You may have asked yourself, "What does a clean restroom have to do with a sale price on a dress?" or "What does it matter if the person taking my dinner reservation asked if we were celebrating a special occasion?" However, targeted questions are one of the best ways you, as a business owner, can understand what your clients expect from you.

Customer service, in the eyes of a client, begins when you exceed their expectations. Without knowing what is expected of your business, you may be wasting valuable time, money and effort, and wondering, "Why isn't my business growing faster, when we have a friendly, talented and organized staff?"

Conducting a client survey is the first step in finding out which areas you are doing well in, as well as where you may be falling short in the client experience.

Constructing your survey is crucial. In order to get the most from it, you need the assistance of someone who has an objective point of view. I have worked with many salons over the years that were pleasantly surprised to find out the areas they were concentrating on were not the areas that needed improvement. When they actually found out what their focus should be, they were far more successful with concentrating their resources. Only after you complete a survey, can you begin to target your efforts with high efficiency.

Use "Freebies" for Info

There is a wealth of online resources out there for your clients to share what they love or wish was better about your business. However, remember that these do not replace a client survey. In case you have not noticed, search engines now pull up a map of a geographic area when you search for them online. When you click on the locations of businesses, along with it comes reviews pulled from several sites, like Yelp or Citysearch, automatically.

Your clients and prospective clients see others' experiences with your business whether you like it or not. If you were looking for a salon in your town, would yours be the first choice based on the reviews that show up? There will always be reviews that are unfavorable, but you can address them and try to "make it right" when possible. As a business owner, you should see every opportunity you have to correct an unhappy client experience as a gift.
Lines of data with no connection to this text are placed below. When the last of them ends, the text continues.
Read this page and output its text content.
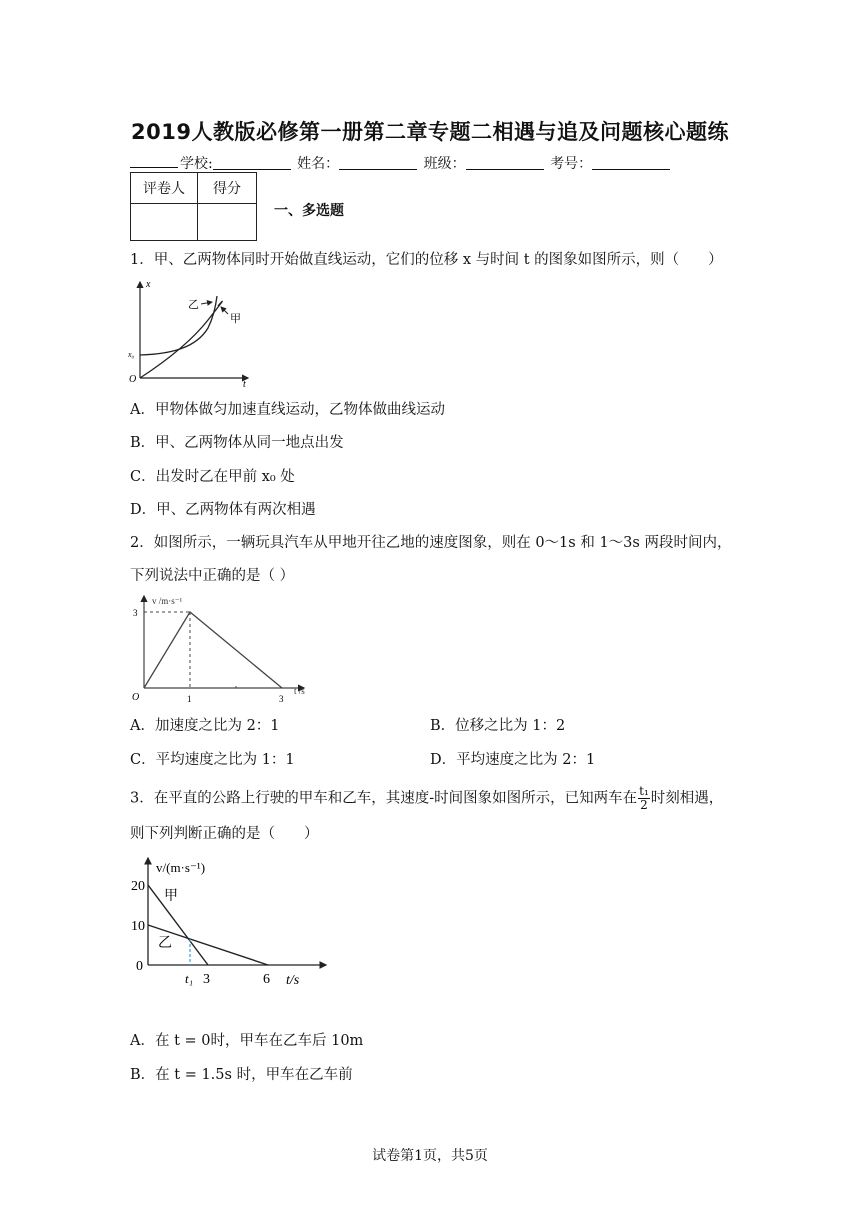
2019人教版必修第一册第二章专题二相遇与追及问题核心题练
学校:	姓名：	班级：	考号：
评卷人	得分

一、多选题
1．甲、乙两物体同时开始做直线运动，它们的位移 x 与时间 t 的图象如图所示，则（　　）
x
t
O
x₀
乙
甲
A．甲物体做匀加速直线运动，乙物体做曲线运动
B．甲、乙两物体从同一地点出发
C．出发时乙在甲前 x₀ 处
D．甲、乙两物体有两次相遇
2．如图所示，一辆玩具汽车从甲地开往乙地的速度图象，则在 0～1s 和 1～3s 两段时间内，
下列说法中正确的是（ ）
v /m·s⁻¹
t /s
O
3
1	3
A．加速度之比为 2：1	B．位移之比为 1：2
C．平均速度之比为 1：1	D．平均速度之比为 2：1
3．在平直的公路上行驶的甲车和乙车，其速度-时间图象如图所示，已知两车在 $\frac{\text{t₁}}{2}$ 时刻相遇，
则下列判断正确的是（　　）
v/(m·s⁻¹)
t/s
20
10
0
t₁ 3	6
甲
乙
A．在 t = 0时，甲车在乙车后 10m
B．在 t = 1.5s 时，甲车在乙车前
试卷第1页，共5页
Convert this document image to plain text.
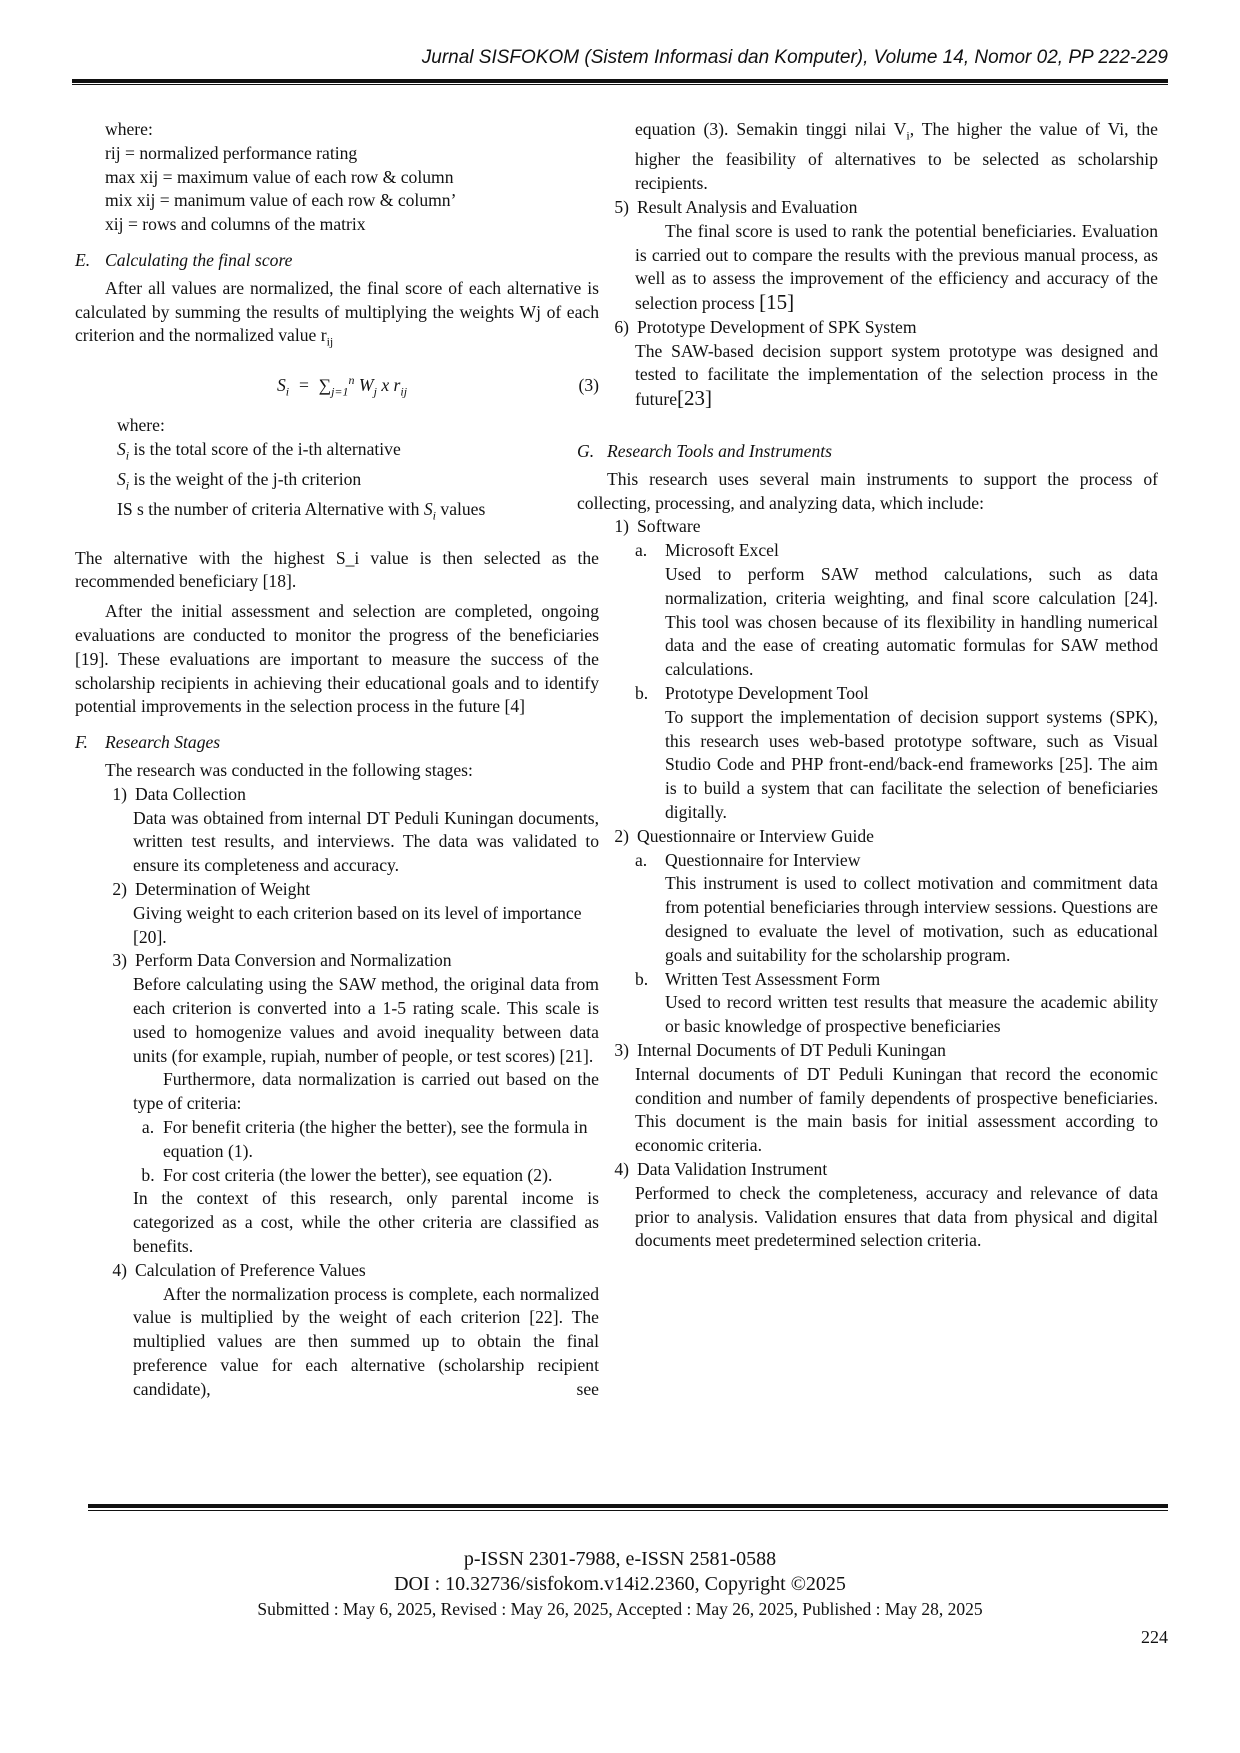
Jurnal SISFOKOM (Sistem Informasi dan Komputer), Volume 14, Nomor 02, PP 222-229

where:

rij = normalized performance rating

max xij = maximum value of each row & column

mix xij = manimum value of each row & column’

xij = rows and columns of the matrix

E. Calculating the final score

After all values are normalized, the final score of each alternative is calculated by summing the results of multiplying the weights Wj of each criterion and the normalized value $r_{ij}$

$S_i = \sum_{j=1}^n$ $W_j$ x $r_{ij}$	(3)

where:

$S_i$ is the total score of the i-th alternative

$S_i$ is the weight of the j-th criterion

IS s the number of criteria Alternative with $S_i$ values

The alternative with the highest S_i value is then selected as the recommended beneficiary [18].

After the initial assessment and selection are completed, ongoing evaluations are conducted to monitor the progress of the beneficiaries [19]. These evaluations are important to measure the success of the scholarship recipients in achieving their educational goals and to identify potential improvements in the selection process in the future [4]

F. Research Stages

The research was conducted in the following stages:

1) Data Collection

Data was obtained from internal DT Peduli Kuningan documents, written test results, and interviews. The data was validated to ensure its completeness and accuracy.

2) Determination of Weight

Giving weight to each criterion based on its level of importance [20].

3) Perform Data Conversion and Normalization

Before calculating using the SAW method, the original data from each criterion is converted into a 1-5 rating scale. This scale is used to homogenize values and avoid inequality between data units (for example, rupiah, number of people, or test scores) [21].

Furthermore, data normalization is carried out based on the type of criteria:

a. For benefit criteria (the higher the better), see the formula in equation (1).
b. For cost criteria (the lower the better), see equation (2).

In the context of this research, only parental income is categorized as a cost, while the other criteria are classified as benefits.

4) Calculation of Preference Values

After the normalization process is complete, each normalized value is multiplied by the weight of each criterion [22]. The multiplied values are then summed up to obtain the final preference value for each alternative (scholarship recipient candidate), see

equation (3). Semakin tinggi nilai $V_i$, The higher the value of Vi, the higher the feasibility of alternatives to be selected as scholarship recipients.

5) Result Analysis and Evaluation

The final score is used to rank the potential beneficiaries. Evaluation is carried out to compare the results with the previous manual process, as well as to assess the improvement of the efficiency and accuracy of the selection process [15]

6) Prototype Development of SPK System

The SAW-based decision support system prototype was designed and tested to facilitate the implementation of the selection process in the future[23]

G. Research Tools and Instruments

This research uses several main instruments to support the process of collecting, processing, and analyzing data, which include:

1) Software
a.	Microsoft Excel

Used to perform SAW method calculations, such as data normalization, criteria weighting, and final score calculation [24]. This tool was chosen because of its flexibility in handling numerical data and the ease of creating automatic formulas for SAW method calculations.

b. Prototype Development Tool

To support the implementation of decision support systems (SPK), this research uses web-based prototype software, such as Visual Studio Code and PHP front-end/back-end frameworks [25]. The aim is to build a system that can facilitate the selection of beneficiaries digitally.

2) Questionnaire or Interview Guide
a.	Questionnaire for Interview

This instrument is used to collect motivation and commitment data from potential beneficiaries through interview sessions. Questions are designed to evaluate the level of motivation, such as educational goals and suitability for the scholarship program.

b. Written Test Assessment Form

Used to record written test results that measure the academic ability or basic knowledge of prospective beneficiaries

3) Internal Documents of DT Peduli Kuningan

Internal documents of DT Peduli Kuningan that record the economic condition and number of family dependents of prospective beneficiaries. This document is the main basis for initial assessment according to economic criteria.

4) Data Validation Instrument

Performed to check the completeness, accuracy and relevance of data prior to analysis. Validation ensures that data from physical and digital documents meet predetermined selection criteria.

p-ISSN 2301-7988, e-ISSN 2581-0588
DOI : 10.32736/sisfokom.v14i2.2360, Copyright ©2025
Submitted : May 6, 2025, Revised : May 26, 2025, Accepted : May 26, 2025, Published : May 28, 2025
224
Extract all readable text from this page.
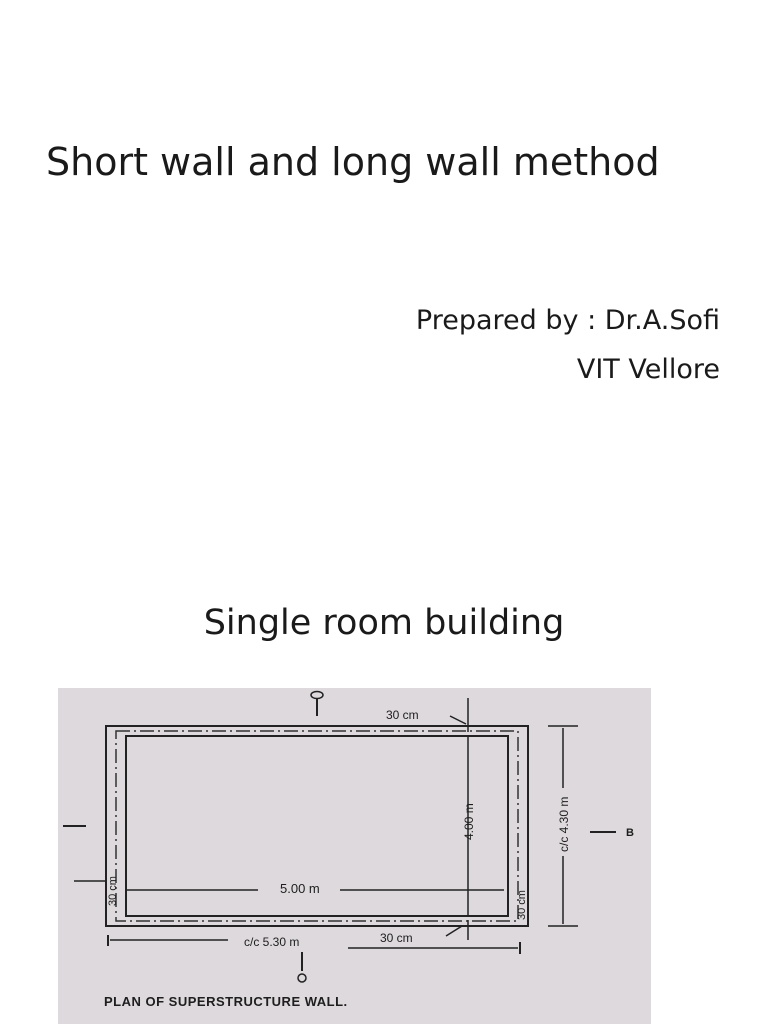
Short wall and long wall method
Prepared by : Dr.A.Sofi
VIT Vellore
Single room building
30 cm
4.00 m	c/c 4.30 m	B
30 cm	5.00 m
30 cm
c/c 5.30 m	30 cm
PLAN OF SUPERSTRUCTURE WALL.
Sometimes client retention is aided most by fixing a chronic issue that plagues the same types of business as yours. As you are looking at the reviews on your business, also check out the other salons in your area and see what is prompting clients to sit down and post a comment. Most of the time you will notice they are either raving about how great the experience was or ranting that something went wrong.

Check out the rants to find out what "one thing" you can focus your efforts at striving to perfect. One example is that you may see rants about clients being unhappy because they felt they were not listened to by their technician and were unhappy with the result. Use this feedback as an incentive to invest in training for your staff, and uphold the standard with a guarantee that your consultations will provide them with the look they wanted or their service is free.

Another example of this usually revolves around having to wait too long for a service to begin. Revise your scheduling system if it is not working, and when it is working, then guarantee it. Putting your money where your mouth is, after training and revision is extremely effective in achieving client satisfaction and ultimately, retention.

Even if a large percentage of the feedback you receive from your clients is overwhelmingly favorable, getting some invited criticism can still really sting the ego. Getting defensive is a natural reaction when the things we care about are under scrutiny. When someone is criticizing, you must remember to respect his or her honesty. As much as we may not like to hear it, we still have to appreciate the candor of our critics in order to move forward.

We all sometimes wonder why our efforts are not working out the way we expect them to, and it is good to wonder. Getting to the truth is where you must begin, if you hope to create the "thrive" instead of "survive" mentality in your business.